TEGEE: Task dEfinition Guided Expert Ensembling for Generalizable and Few-shot Learning
Xingwei Qu, Yiming Liang, Yucheng Wang, Tianyu Zheng, Tommy Yue, Xingyuan Bu, Lei Ma, Stephen W. Huang, Jiajun Zhang, Yinan Shi, Chenghua Lin, Jie Fu, Ge Zhang
TL;DR
TEGEE tackles the core bottleneck of in-context learning by explicitly extracting task definitions and guiding expert ensembling. It deploys a dual 3B-model design—one for task-definition extraction and one for learning from demonstrations—augmented with a LoRA-based dynamic expert pool and a retrieval-enforced weighting scheme. Empirical results on SuperNI show TEGEE achieving performance on par with LLaMA2-13B and outperforming 7B baselines, while enabling continual few-shot learning through continual pool augmentation.

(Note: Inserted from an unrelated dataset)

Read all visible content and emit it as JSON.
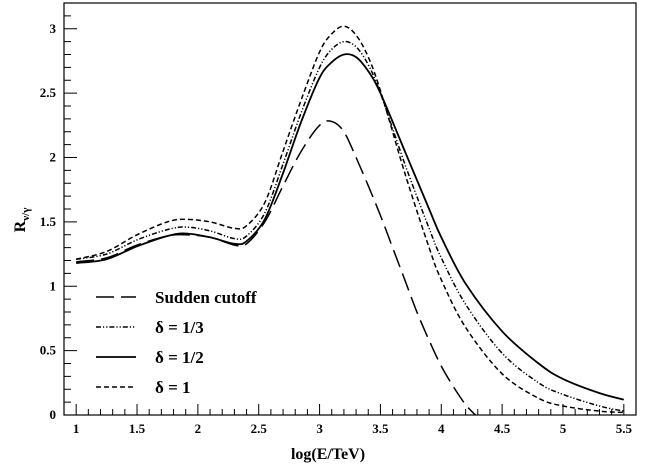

The work highlights the primacy of task-definition extraction in ICL and demonstrates how modular, task-aware ensembling can extend few-shot learning to many-shot regimes with practical continual learning benefits.
Abstract
Large Language Models (LLMs) exhibit the ability to perform in-context learning (ICL), where they acquire new tasks directly from examples provided in demonstrations. This process is thought to operate through an implicit task selection mechanism that involves extracting and processing task definitions from these demonstrations. However, critical questions remain: Which is more essential -- task extraction or definition? And how can these capabilities be further improved? To address these questions, we propose \textbf{TEGEE} (Task Definition Guided Expert Ensembling), a method that explicitly extracts task definitions and generates responses based on specific tasks. Our framework employs a dual 3B model approach, with each model assigned a distinct role: one focuses on task definition extraction, while the other handles learning from demonstrations. This modular approach supports the hypothesis that extracting task definitions is more vital than processing the task itself. Empirical evaluations show that TEGEE performs comparably to the larger LLaMA2-13B model. By leveraging a modular design, our approach extends traditional ICL from few-shot to many-shot learning, supporting an unlimited number of demonstrations and enhancing continual learning capabilities.